Setting up a cache policy ignores all additional request attributes, ensuring that CloudFront caches your static files as-is.
Personalized Content:
Personalization is crucial in today's digital world. From receiving recommendations to having customized dashboards, modern users expect content that feels unique to them. With CloudFront Cache Policies, you can cache personalized responses by including query strings, cookies, or headers in the cache key.
Geolocation-Based Caching:
Imagine visiting a website and seeing content tailored to your country or region without delays. With CloudFront, this is not only possible but also incredibly efficient. By including headers like
CloudFront-Viewer-Country
in the cache key, you can cache content based on the user’s geographic location.API Responses:
APIs are the backbone of modern applications, but frequent requests to the origin can cause delays. CloudFront Cache Policies allow you to cache specific API responses by including query strings or headers in the cache key.

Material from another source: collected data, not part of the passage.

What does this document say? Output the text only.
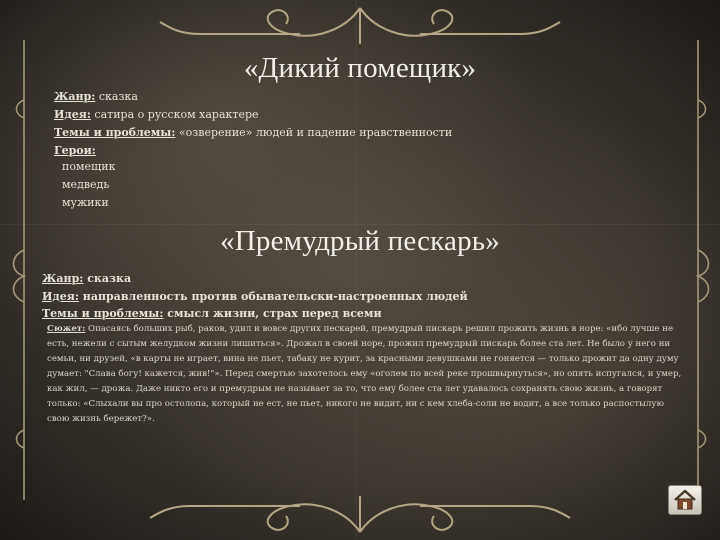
«Дикий помещик»
Жанр: сказка
Идея: сатира о русском характере
Темы и проблемы: «озверение» людей и падение нравственности
Герои:
помещик
медведь
мужики
«Премудрый пескарь»
Жанр: сказка
Идея: направленность против обывательски-настроенных людей
Темы и проблемы: смысл жизни, страх перед всеми
Сюжет: Опасаясь больших рыб, раков, удил и вовсе других пескарей, премудрый пискарь решил прожить жизнь в норе: «ибо лучше не есть, нежели с сытым желудком жизни лишиться». Дрожал в своей норе, прожил премудрый пискарь более ста лет. Не было у него ни семьи, ни друзей, «в карты не играет, вина не пьет, табаку не курит, за красными девушками не гоняется — только дрожит да одну думу думает: "Слава богу! кажется, жив!"». Перед смертью захотелось ему «оголем по всей реке прошвырнуться», но опять испугался, и умер, как жил, — дрожа. Даже никто его и премудрым не называет за то, что ему более ста лет удавалось сохранять свою жизнь, а говорят только: «Слыхали вы про остолопа, который не ест, не пьет, никого не видит, ни с кем хлеба-соли не водит, а все только распостылую свою жизнь бережет?».
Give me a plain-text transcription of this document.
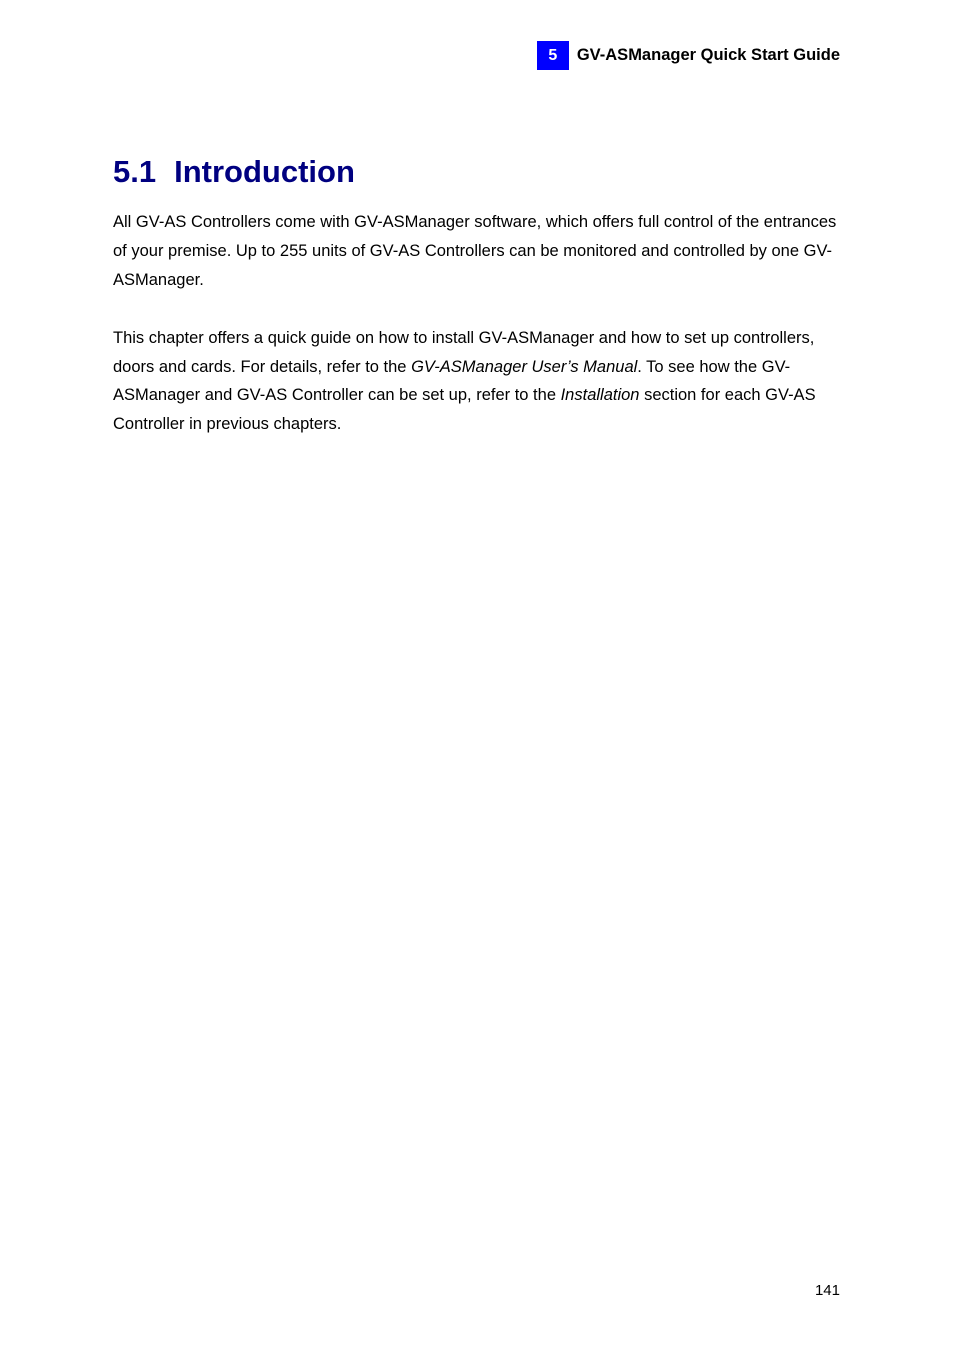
5	GV-ASManager Quick Start Guide
5.1 Introduction

All GV-AS Controllers come with GV-ASManager software, which offers full control of the entrances of your premise. Up to 255 units of GV-AS Controllers can be monitored and controlled by one GV-ASManager.

This chapter offers a quick guide on how to install GV-ASManager and how to set up controllers, doors and cards. For details, refer to the GV-ASManager User’s Manual. To see how the GV-ASManager and GV-AS Controller can be set up, refer to the Installation section for each GV-AS Controller in previous chapters.

141
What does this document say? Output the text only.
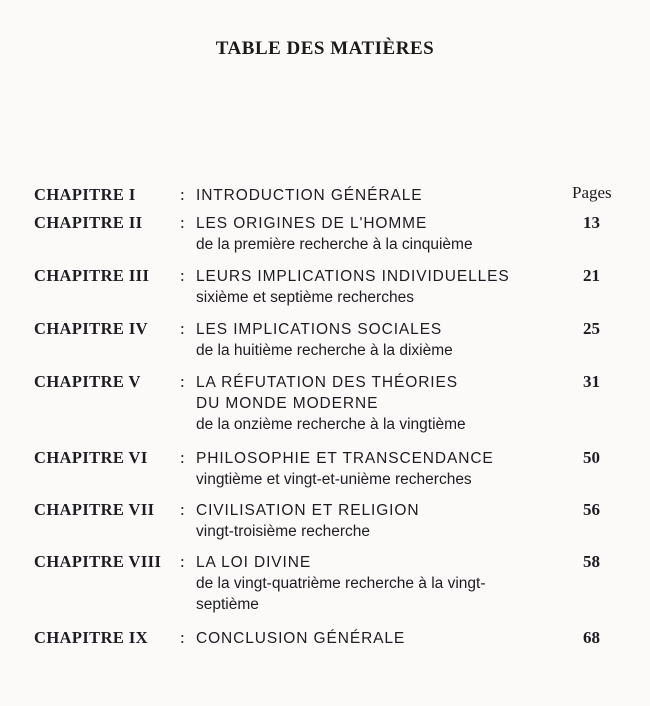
TABLE DES MATIÈRES
Pages
CHAPITRE I	: INTRODUCTION GÉNÉRALE
CHAPITRE II : LES ORIGINES DE L'HOMME
de la première recherche à la cinquième
13
CHAPITRE III : LEURS IMPLICATIONS INDIVIDUELLES
sixième et septième recherches
21
CHAPITRE IV : LES IMPLICATIONS SOCIALES
de la huitième recherche à la dixième
25
CHAPITRE V : LA RÉFUTATION DES THÉORIES
DU MONDE MODERNE
de la onzième recherche à la vingtième
31
CHAPITRE VI : PHILOSOPHIE ET TRANSCENDANCE
vingtième et vingt-et-unième recherches
50
CHAPITRE VII : CIVILISATION ET RELIGION
vingt-troisième recherche
56
CHAPITRE VIII : LA LOI DIVINE
de la vingt-quatrième recherche à la vingt-
septième
58
CHAPITRE IX : CONCLUSION GÉNÉRALE	68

This is particularly helpful for APIs that return data that doesn't change often.
Best Practices for Cache Policies
Minimize Forwarded Attributes:
Only forward request attributes that are absolutely necessary for your application.
Avoid forwarding sensitive or user-specific cookies unless personalization is required.
Set Appropriate TTLs:
Use long TTLs for static assets like images, CSS, and JavaScript files that rarely change.
Use short TTLs for dynamic or frequently updated content like news feeds or API responses.
Set a default TTL for situations where your origin doesn’t specify caching headers.
Monitor Cache Metrics:
Track the cache hit ratio to measure how often content is served from the cache versus the origin.
Identify low-performing behaviors and modify cache policies to improve efficiency.
Use real-time logs to pinpoint attributes causing excessive cache misses.
Combine Cache and Origin Request Policies:
Use Cache Policies to optimize caching (e.g., define cache keys, TTLs).
Use Origin Request Policies to limit what attributes (e.g., headers, cookies) are sent to the origin.
Use Cache Policies alongside Origin Request Policies to separately manage caching and forwarding behavior.
By using Cache Policies, CloudFront allows you to precisely control how your content is cached, optimizing both performance and cost for your web applications.